Associate Director Neurology

Supernus Pharmaceuticals is an award-winning biopharmaceutical company with more than 30 years of experience in developing and commercializing products that treat central nervous system (CNS) diseases. At Supernus, we develop innovative products that help treat neurological and psychiatric conditions. We currently have 8 products in the market that are making a real impact on patient outcomes.

Job Summary:  

The Associate Director of Neurology serves as a scientific and strategic leader for the medical affairs team. This role involves supporting the advancement of Supernus therapies for diseases of the central nervous system (CNS).  The Associate Director of Neurology is responsible for the direction and execution of neurology focused clinical development and medical affairs initiatives. Incumbents will collaborate cross-functionally with clinical development, medical affairs, human resources, and market access teams to support the commercialization of therapies, ensuring that programs adhere to industry and regulatory standards. This individual will also act as a scientific expert, engaging with external/internal stakeholders and key opinion leaders (KOLs) foster the grow of strong partnerships.

Essential Duties & Responsibilities:

• Provides oversight for the design, implementation, and execution of clinical trials, including protocol development, data analysis, and interpretation of results.
• Collaborates with the medical affairs team to develop and execute medical strategies including scientific communication and KOL engagement.
• Works with medical and commercial teams including Research and Development, Marketing, Sales, Regulatory, Legal, Human Resources, and all other departments.
• Assists the Medical Affairs Department and the Medical Team in field-based operations.
• Provides medical and scientific input into the development or product life-cycle plans, launch strategies, and post- marketing activities.
• Functions as an opinion leader both nationally and regionally and works as a scientific bridge for Professional Societies/Congresses, Managed Care/Managed Markets, Organizations, and Academia.
• Ensures all medical affairs activities comply with regulatory requirements, industry standards, and company policies.
• Provides medical review and approval of promotional materials to ensure compliance with industry guidelines.
• Establishes and fosters long-term, collaborative relationships with KOLs through regular scientific exchange, advisory boards, and one-on-one meetings.
• Provides KOLS with accurate, evidence-based information and addresses scientific inquires in a timely manner.
• Other responsibilities and projects as assigned.

Supervisory Responsibilities:

• Provides leadership and management in an effective manner consistent with Company Values towards defined Corporate Objectives.
• Understands Company Policy and procedure to be able to guide direct reports appropriately.

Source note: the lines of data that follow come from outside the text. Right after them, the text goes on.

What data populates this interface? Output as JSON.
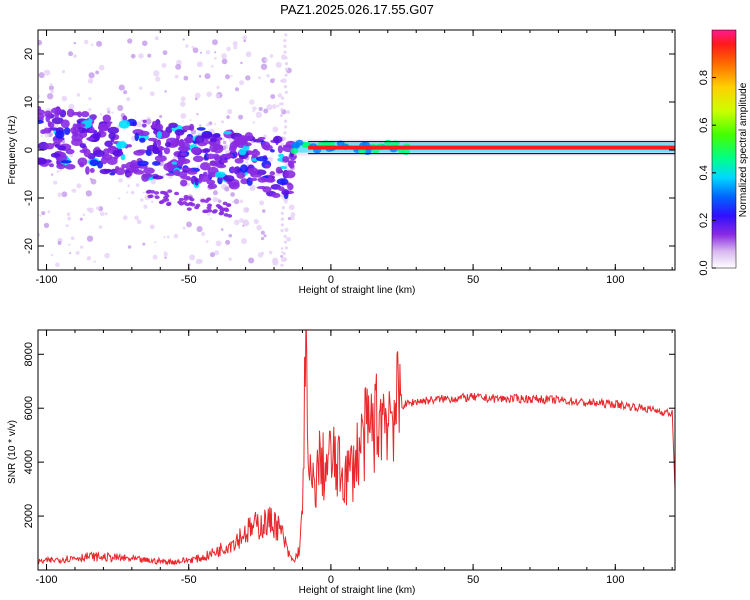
{
  "title": "PAZ1.2025.026.17.55.G07",
  "colors": {
    "snr_line": "#e8282c",
    "axis": "#000000",
    "colormap": [
      "#ffffff",
      "#e6d2f6",
      "#c39ae8",
      "#8a2be2",
      "#5a10e0",
      "#1a1aff",
      "#0080ff",
      "#00e0ff",
      "#00ff80",
      "#40ff00",
      "#c0ff00",
      "#ffe000",
      "#ff8000",
      "#ff1a1a",
      "#ff1a80"
    ]
  },
  "chart_data": [
    {
      "type": "heatmap",
      "title": "",
      "xlabel": "Height of straight line (km)",
      "ylabel": "Frequency (Hz)",
      "xlim": [
        -103,
        121
      ],
      "ylim": [
        -25,
        25
      ],
      "x_ticks": [
        "-100",
        "-50",
        "0",
        "50",
        "100"
      ],
      "y_ticks": [
        "20",
        "10",
        "0",
        "-10",
        "-20"
      ],
      "colorbar": {
        "label": "Normalized spectral amplitude",
        "range": [
          0,
          1
        ],
        "ticks": [
          "0.0",
          "0.2",
          "0.4",
          "0.6",
          "0.8"
        ]
      },
      "features": {
        "noisy_region_x": [
          -103,
          -13
        ],
        "noisy_center_freq_start": 3,
        "noisy_center_freq_end": -4,
        "stable_line_x": [
          -13,
          121
        ],
        "stable_line_freq": 0.5
      }
    },
    {
      "type": "line",
      "title": "",
      "xlabel": "Height of straight line (km)",
      "ylabel": "SNR (10 * v/v)",
      "xlim": [
        -103,
        121
      ],
      "ylim": [
        0,
        8900
      ],
      "x_ticks": [
        "-100",
        "-50",
        "0",
        "50",
        "100"
      ],
      "y_ticks": [
        "2000",
        "4000",
        "6000",
        "8000"
      ],
      "series": [
        {
          "x": [
            -103,
            -95,
            -85,
            -75,
            -65,
            -55,
            -45,
            -40,
            -35,
            -30,
            -25,
            -20,
            -17,
            -15,
            -13,
            -11,
            -10,
            -9,
            -8,
            -6,
            -4,
            -2,
            0,
            2,
            4,
            6,
            8,
            10,
            12,
            15,
            18,
            22,
            25,
            30,
            40,
            50,
            60,
            70,
            80,
            90,
            100,
            110,
            115,
            120,
            121
          ],
          "y": [
            300,
            400,
            500,
            450,
            350,
            300,
            450,
            700,
            1000,
            1400,
            1700,
            1800,
            1300,
            600,
            300,
            800,
            2000,
            8900,
            3500,
            3000,
            4000,
            3700,
            4200,
            3800,
            3600,
            3500,
            3900,
            4500,
            5000,
            5400,
            5800,
            6000,
            6100,
            6250,
            6350,
            6400,
            6350,
            6350,
            6300,
            6200,
            6150,
            6000,
            5900,
            5800,
            3000
          ]
        }
      ]
    }
  ]
}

Knowledge & Other Qualifications:

• Advanced degree in a scientific or medical field (MD, PhD, PharmD, or NP) and a minimum of five years of experience or a master’s degree and a minimum of six years of experience, experience in the pharmaceutical industry is preferred.
• Previous experience working with with commercial/market product launches, clinical development, and pharmaeconomics.
• Proven track record of leading clinical trials and contributing to regulatory submissions.
• Strong understanding of neurology therapeutic areas.
• Proven experience in KOL engagement and evidence generation.

Other Characteristics:

• Ability to work independently and as part of a team and maintain high ethical standards of integrity and quality.
• Ability of having an innovative and dynamic approach to work.
• A self-starter able to work independently but comfortable working in a team environment.
• Ability to consistently exhibit Supernus Values in interactions with employees at all levels of the organization, vendors, customers and others.
• Capable of performing other duties as assigned by Management.
• Authorized to legally work in the United States without visa sponsorship.

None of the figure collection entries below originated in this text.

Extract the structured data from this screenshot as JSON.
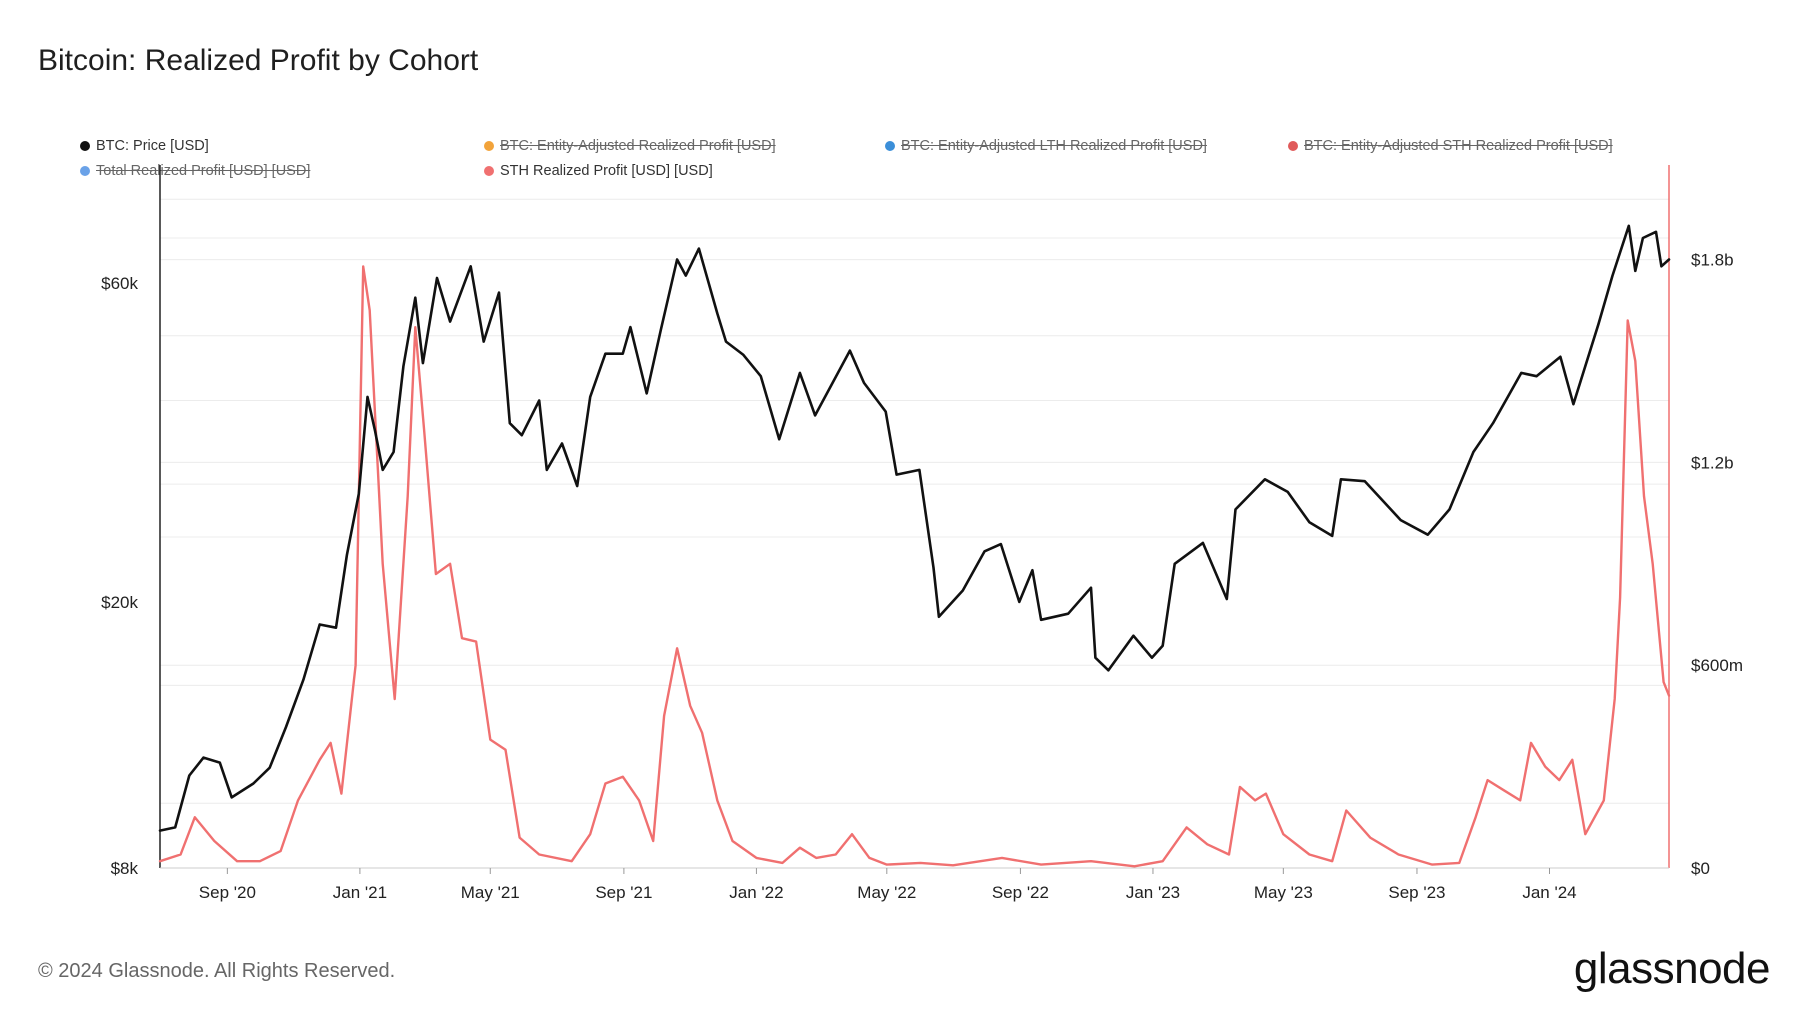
{
  "title": "Bitcoin: Realized Profit by Cohort",
  "footer": "© 2024 Glassnode. All Rights Reserved.",
  "brand": "glassnode",
  "legend": [
    {
      "label": "BTC: Price [USD]",
      "color": "#111111",
      "active": true
    },
    {
      "label": "BTC: Entity-Adjusted Realized Profit [USD]",
      "color": "#f2a33a",
      "active": false
    },
    {
      "label": "BTC: Entity-Adjusted LTH Realized Profit [USD]",
      "color": "#3b8fd9",
      "active": false
    },
    {
      "label": "BTC: Entity-Adjusted STH Realized Profit [USD]",
      "color": "#e05a5a",
      "active": false
    },
    {
      "label": "Total Realized Profit [USD] [USD]",
      "color": "#6aa2e8",
      "active": false
    },
    {
      "label": "STH Realized Profit [USD] [USD]",
      "color": "#f07070",
      "active": true
    }
  ],
  "chart_data": {
    "type": "line",
    "x_ticks": [
      "Sep '20",
      "Jan '21",
      "May '21",
      "Sep '21",
      "Jan '22",
      "May '22",
      "Sep '22",
      "Jan '23",
      "May '23",
      "Sep '23",
      "Jan '24"
    ],
    "x_range": [
      "2020-07-01",
      "2024-04-20"
    ],
    "left_axis": {
      "label": "",
      "scale": "log",
      "ticks": [
        "$8k",
        "$20k",
        "$60k"
      ],
      "tick_values": [
        8000,
        20000,
        60000
      ],
      "range": [
        8000,
        90000
      ]
    },
    "right_axis": {
      "label": "",
      "scale": "linear",
      "ticks": [
        "$0",
        "$600m",
        "$1.2b",
        "$1.8b"
      ],
      "tick_values": [
        0,
        600000000,
        1200000000,
        1800000000
      ],
      "range": [
        0,
        2080000000
      ]
    },
    "series": [
      {
        "name": "BTC: Price [USD]",
        "axis": "left",
        "color": "#111111",
        "points": [
          [
            "2020-07-01",
            9100
          ],
          [
            "2020-07-15",
            9200
          ],
          [
            "2020-07-28",
            11000
          ],
          [
            "2020-08-10",
            11700
          ],
          [
            "2020-08-25",
            11500
          ],
          [
            "2020-09-05",
            10200
          ],
          [
            "2020-09-25",
            10700
          ],
          [
            "2020-10-10",
            11300
          ],
          [
            "2020-10-25",
            13000
          ],
          [
            "2020-11-10",
            15300
          ],
          [
            "2020-11-25",
            18500
          ],
          [
            "2020-12-10",
            18300
          ],
          [
            "2020-12-20",
            23500
          ],
          [
            "2020-12-31",
            29000
          ],
          [
            "2021-01-08",
            40500
          ],
          [
            "2021-01-15",
            36000
          ],
          [
            "2021-01-22",
            31500
          ],
          [
            "2021-02-01",
            33500
          ],
          [
            "2021-02-10",
            45000
          ],
          [
            "2021-02-21",
            57000
          ],
          [
            "2021-02-28",
            45500
          ],
          [
            "2021-03-13",
            61000
          ],
          [
            "2021-03-25",
            52500
          ],
          [
            "2021-04-13",
            63500
          ],
          [
            "2021-04-25",
            49000
          ],
          [
            "2021-05-09",
            58000
          ],
          [
            "2021-05-19",
            37000
          ],
          [
            "2021-05-30",
            35500
          ],
          [
            "2021-06-15",
            40000
          ],
          [
            "2021-06-22",
            31500
          ],
          [
            "2021-07-06",
            34500
          ],
          [
            "2021-07-20",
            29800
          ],
          [
            "2021-08-01",
            40500
          ],
          [
            "2021-08-15",
            47000
          ],
          [
            "2021-08-31",
            47000
          ],
          [
            "2021-09-07",
            51500
          ],
          [
            "2021-09-22",
            41000
          ],
          [
            "2021-10-05",
            51000
          ],
          [
            "2021-10-20",
            65000
          ],
          [
            "2021-10-28",
            61500
          ],
          [
            "2021-11-09",
            67500
          ],
          [
            "2021-11-26",
            54000
          ],
          [
            "2021-12-04",
            49000
          ],
          [
            "2021-12-20",
            46800
          ],
          [
            "2022-01-05",
            43500
          ],
          [
            "2022-01-22",
            35000
          ],
          [
            "2022-02-10",
            44000
          ],
          [
            "2022-02-24",
            38000
          ],
          [
            "2022-03-28",
            47500
          ],
          [
            "2022-04-10",
            42500
          ],
          [
            "2022-04-30",
            38500
          ],
          [
            "2022-05-10",
            31000
          ],
          [
            "2022-05-31",
            31500
          ],
          [
            "2022-06-13",
            22500
          ],
          [
            "2022-06-18",
            19000
          ],
          [
            "2022-07-10",
            20800
          ],
          [
            "2022-07-30",
            23800
          ],
          [
            "2022-08-14",
            24400
          ],
          [
            "2022-08-31",
            20000
          ],
          [
            "2022-09-12",
            22300
          ],
          [
            "2022-09-20",
            18800
          ],
          [
            "2022-10-15",
            19200
          ],
          [
            "2022-11-05",
            21000
          ],
          [
            "2022-11-09",
            16500
          ],
          [
            "2022-11-21",
            15800
          ],
          [
            "2022-12-14",
            17800
          ],
          [
            "2022-12-31",
            16500
          ],
          [
            "2023-01-10",
            17200
          ],
          [
            "2023-01-21",
            22800
          ],
          [
            "2023-02-16",
            24500
          ],
          [
            "2023-03-10",
            20200
          ],
          [
            "2023-03-18",
            27500
          ],
          [
            "2023-04-14",
            30500
          ],
          [
            "2023-05-05",
            29200
          ],
          [
            "2023-05-25",
            26300
          ],
          [
            "2023-06-15",
            25100
          ],
          [
            "2023-06-23",
            30500
          ],
          [
            "2023-07-15",
            30300
          ],
          [
            "2023-08-17",
            26500
          ],
          [
            "2023-09-11",
            25200
          ],
          [
            "2023-10-01",
            27500
          ],
          [
            "2023-10-23",
            33500
          ],
          [
            "2023-11-10",
            37000
          ],
          [
            "2023-12-06",
            44000
          ],
          [
            "2023-12-20",
            43500
          ],
          [
            "2024-01-11",
            46500
          ],
          [
            "2024-01-23",
            39500
          ],
          [
            "2024-02-15",
            52000
          ],
          [
            "2024-02-28",
            61500
          ],
          [
            "2024-03-14",
            73000
          ],
          [
            "2024-03-20",
            62500
          ],
          [
            "2024-03-27",
            70000
          ],
          [
            "2024-04-08",
            71500
          ],
          [
            "2024-04-13",
            63500
          ],
          [
            "2024-04-20",
            65000
          ]
        ]
      },
      {
        "name": "STH Realized Profit [USD] [USD]",
        "axis": "right",
        "color": "#f07070",
        "points": [
          [
            "2020-07-01",
            20000000
          ],
          [
            "2020-07-20",
            40000000
          ],
          [
            "2020-08-02",
            150000000
          ],
          [
            "2020-08-20",
            80000000
          ],
          [
            "2020-09-10",
            20000000
          ],
          [
            "2020-10-01",
            20000000
          ],
          [
            "2020-10-20",
            50000000
          ],
          [
            "2020-11-05",
            200000000
          ],
          [
            "2020-11-25",
            320000000
          ],
          [
            "2020-12-05",
            370000000
          ],
          [
            "2020-12-15",
            220000000
          ],
          [
            "2020-12-28",
            600000000
          ],
          [
            "2021-01-04",
            1780000000
          ],
          [
            "2021-01-10",
            1650000000
          ],
          [
            "2021-01-22",
            900000000
          ],
          [
            "2021-02-02",
            500000000
          ],
          [
            "2021-02-14",
            1100000000
          ],
          [
            "2021-02-21",
            1600000000
          ],
          [
            "2021-03-01",
            1300000000
          ],
          [
            "2021-03-12",
            870000000
          ],
          [
            "2021-03-25",
            900000000
          ],
          [
            "2021-04-05",
            680000000
          ],
          [
            "2021-04-18",
            670000000
          ],
          [
            "2021-05-01",
            380000000
          ],
          [
            "2021-05-15",
            350000000
          ],
          [
            "2021-05-28",
            90000000
          ],
          [
            "2021-06-15",
            40000000
          ],
          [
            "2021-07-15",
            20000000
          ],
          [
            "2021-08-01",
            100000000
          ],
          [
            "2021-08-15",
            250000000
          ],
          [
            "2021-08-31",
            270000000
          ],
          [
            "2021-09-15",
            200000000
          ],
          [
            "2021-09-28",
            80000000
          ],
          [
            "2021-10-08",
            450000000
          ],
          [
            "2021-10-20",
            650000000
          ],
          [
            "2021-11-01",
            480000000
          ],
          [
            "2021-11-12",
            400000000
          ],
          [
            "2021-11-26",
            200000000
          ],
          [
            "2021-12-10",
            80000000
          ],
          [
            "2022-01-01",
            30000000
          ],
          [
            "2022-01-25",
            15000000
          ],
          [
            "2022-02-10",
            60000000
          ],
          [
            "2022-02-25",
            30000000
          ],
          [
            "2022-03-15",
            40000000
          ],
          [
            "2022-03-30",
            100000000
          ],
          [
            "2022-04-15",
            30000000
          ],
          [
            "2022-05-01",
            10000000
          ],
          [
            "2022-06-01",
            15000000
          ],
          [
            "2022-07-01",
            8000000
          ],
          [
            "2022-08-15",
            30000000
          ],
          [
            "2022-09-20",
            10000000
          ],
          [
            "2022-11-05",
            20000000
          ],
          [
            "2022-12-15",
            5000000
          ],
          [
            "2023-01-10",
            20000000
          ],
          [
            "2023-02-01",
            120000000
          ],
          [
            "2023-02-20",
            70000000
          ],
          [
            "2023-03-12",
            40000000
          ],
          [
            "2023-03-22",
            240000000
          ],
          [
            "2023-04-05",
            200000000
          ],
          [
            "2023-04-15",
            220000000
          ],
          [
            "2023-05-01",
            100000000
          ],
          [
            "2023-05-25",
            40000000
          ],
          [
            "2023-06-15",
            20000000
          ],
          [
            "2023-06-28",
            170000000
          ],
          [
            "2023-07-20",
            90000000
          ],
          [
            "2023-08-15",
            40000000
          ],
          [
            "2023-09-15",
            10000000
          ],
          [
            "2023-10-10",
            15000000
          ],
          [
            "2023-10-25",
            150000000
          ],
          [
            "2023-11-05",
            260000000
          ],
          [
            "2023-11-20",
            230000000
          ],
          [
            "2023-12-05",
            200000000
          ],
          [
            "2023-12-15",
            370000000
          ],
          [
            "2023-12-28",
            300000000
          ],
          [
            "2024-01-10",
            260000000
          ],
          [
            "2024-01-22",
            320000000
          ],
          [
            "2024-02-03",
            100000000
          ],
          [
            "2024-02-20",
            200000000
          ],
          [
            "2024-03-01",
            500000000
          ],
          [
            "2024-03-06",
            800000000
          ],
          [
            "2024-03-13",
            1620000000
          ],
          [
            "2024-03-20",
            1500000000
          ],
          [
            "2024-03-28",
            1100000000
          ],
          [
            "2024-04-05",
            900000000
          ],
          [
            "2024-04-15",
            550000000
          ],
          [
            "2024-04-20",
            510000000
          ]
        ]
      }
    ],
    "grid": true,
    "legend_position": "top"
  }
}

Physical Requirements/Work Environment/Travel Requirements:

• Sedentary work. Exerting up to 20 pounds of force occasionally and/or carrying objects. Sedentary work involves sitting most of the time.
• The worker is required to have close visual acuity to perform an activity such as: preparing and analyzing data and figures; transcribing; viewing a computer screen, iPad, or other electronic device; and extensive reading
• The worker is not substantially exposed to adverse environmental conditions

Compensation:

At Supernus, we offer a competitive compensation package that reflects your experiences and contributions.  The expected salary range for fully qualified candidates applying for this role is $160,000 to $180,000. This range is what the Company reasonably expects to offer for the position and is not reflective of the full compensation scale of the role. This range may be modified in the future. An individual’s salary within the range is based on multiple factors, which may include and are not limited to education, relevant experience, knowledge, length of industry experience and organizational needs.  

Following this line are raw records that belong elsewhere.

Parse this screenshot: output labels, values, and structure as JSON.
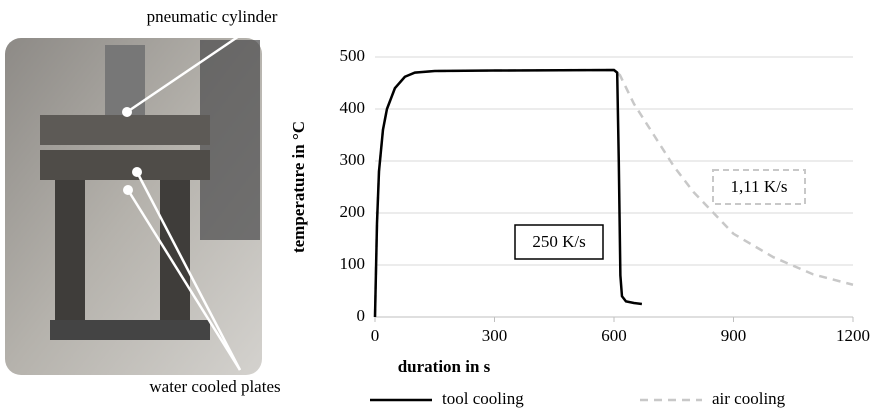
{
  "photo": {
    "labels": [
      "pneumatic cylinder",
      "water cooled plates"
    ]
  },
  "chart_data": {
    "type": "line",
    "xlabel": "duration in s",
    "ylabel": "temperature in °C",
    "xlim": [
      0,
      1200
    ],
    "xticks": [
      0,
      300,
      600,
      900,
      1200
    ],
    "ylim": [
      0,
      500
    ],
    "yticks": [
      0,
      100,
      200,
      300,
      400,
      500
    ],
    "grid": true,
    "legend": "bottom",
    "annotations": [
      "250 K/s",
      "1,11 K/s"
    ],
    "series": [
      {
        "name": "tool cooling",
        "color": "#000000",
        "dash": false,
        "x": [
          0,
          5,
          10,
          20,
          30,
          50,
          75,
          100,
          150,
          300,
          600,
          608,
          612,
          616,
          620,
          630,
          650,
          670
        ],
        "values": [
          0,
          180,
          280,
          360,
          400,
          440,
          462,
          470,
          473,
          474,
          475,
          470,
          300,
          80,
          40,
          30,
          27,
          25
        ]
      },
      {
        "name": "air cooling",
        "color": "#c8c8c8",
        "dash": true,
        "x": [
          0,
          5,
          10,
          20,
          30,
          50,
          75,
          100,
          150,
          300,
          600,
          615,
          650,
          700,
          750,
          800,
          900,
          1000,
          1100,
          1200
        ],
        "values": [
          0,
          180,
          280,
          360,
          400,
          440,
          462,
          470,
          473,
          474,
          475,
          465,
          410,
          350,
          290,
          240,
          160,
          115,
          82,
          62
        ]
      }
    ]
  }
}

Base salary is one part of the overall compensation package, which includes the opportunity to participate in employee stock purchase programs and performance-based bonus programs.

Supernus Pharmaceuticals is an Equal Opportunity / Affirmative Action employer. All qualified applicants will receive consideration for employment without regard to race, color, religion, sex, sexual orientation, gender identity, national origin, disability, protected veteran status, age or any other characteristic protected by law.